After coffee, we head to the Kohinoor suite, located on the 21st floor, for a more relaxed conversation. Oberoi is staying at the opulent suite, which carries a jawdropping price tag of Rs 2.75 lakh a night, has a living room with fully equipped workspace, a master bedroom with a luxurious bathroom , a mini-gym , personalized butler service and with the most breathtaking view of the bay over Marine Drive thrown in.
Once the second-largest hospitality chain, the group has been pushed to the third spot by ITC Hotels . Oberoi is unfazed by that. “We don’t want to be in the quantity race. Quality is our focus.” The top slot is occupied by the Taj chain. However, unlike the Taj that has boosted its portfolio through acquisitions , Oberoi has grown organically. Contradicting perceptions that Oberoi was slow in expanding, he rattled off names of almost a dozen properties which would be completed over the next few years, perhaps the chain’s biggest show of aggression in recent times.
It starts with the inauguration of its Oberoi Gurgaon , positioned as a luxury hotel for the business traveller , this month. It would be followed by Oberoi Hotels in Hyderabad by 2013, Pune by 2011-end , a jungle resort in Kabini (Karnataka) and a luxury resort near the Chandigarh hills. Then there are a few Trident Hotels across Hyderabad, Pune and Navi Mumbai. Besides, it’s also planning one each in Bangalore, Jaisalmer and Goa. The biggest sign of action in the company is its huge push for managing hotels abroad. While Oberoi Dubai is expected to be ready by 2012, it is planning new ones at Marrakesh, London, New York, Shanghai , Moscow and Paris.
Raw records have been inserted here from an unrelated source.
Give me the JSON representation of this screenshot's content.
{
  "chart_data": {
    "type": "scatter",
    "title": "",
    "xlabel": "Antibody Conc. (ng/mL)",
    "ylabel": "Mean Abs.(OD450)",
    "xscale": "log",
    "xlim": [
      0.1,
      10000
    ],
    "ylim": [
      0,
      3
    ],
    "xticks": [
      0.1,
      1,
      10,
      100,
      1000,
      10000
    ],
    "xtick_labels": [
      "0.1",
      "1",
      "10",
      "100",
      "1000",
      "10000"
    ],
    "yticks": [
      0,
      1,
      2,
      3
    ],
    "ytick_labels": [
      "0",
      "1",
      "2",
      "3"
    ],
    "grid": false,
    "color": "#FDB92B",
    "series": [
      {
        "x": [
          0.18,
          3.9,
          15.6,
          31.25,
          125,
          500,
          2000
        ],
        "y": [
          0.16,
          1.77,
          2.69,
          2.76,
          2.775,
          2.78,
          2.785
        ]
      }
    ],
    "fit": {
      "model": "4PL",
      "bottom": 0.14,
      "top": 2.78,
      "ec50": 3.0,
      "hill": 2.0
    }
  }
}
Of late, not only are guests flocking to Oberoi hotels , investors too have made a beeline. ITC, Reliance Industries and Analjit Singh of Max Group have been wooing the chain, but Oberoi isn’t worried about their presence. The family owns 34% stake in the company but ITC and Reliance are at striking distance from the open offer trigger of 15%. Indian rules suggest an acquirer will have to make an open offer for 20% stake in a company where its holding touches 15%. While the general buzz is that Reliance may not sit on the fence for too long, Oberoi says that Reliance’s investment is purely financial and it has no intention to run the company.
The group is now tweaking its business model to align with the new business environment. The chain intends to follow in the footsteps of global hotel chains like InterContinental that prefer managing properties than owning them. “We are going into that model,” says Oberoi, puffing on a Havana cigar. The new 202-room Oberoi Gurgaon is under management contract . “We may make small equity investments . In certain strategic locations, where we can’t find a partner, we would then invest .” In the next 10 years, Oberoi says, 60% of its portfolio will be managed and the rest will be owned against almost 80 % now which is owned. Globally, chains earn 3% on sales or 10% on profits as management fees.
When asked about the legacy he wanted to leave behind , Oberoi says, “I will like to be remembered as one who put India on the hospitality map.” Oberoi, for a good part of his life, lived in hotels just like his father and group founder. His favourite hotel outside his own is the Four Seasons in Florence. In 1972, Oberoi built a farm house in Delhi and since then has been residing there. But he also has another house in Nandi Hills, which is 35 km from Bangalore . “If I retire, I will live there.” Post retirement, he also desires to pursue painting , a newly acquired interest . But as of now, he is yet to decide when he’d like to hang up his boots.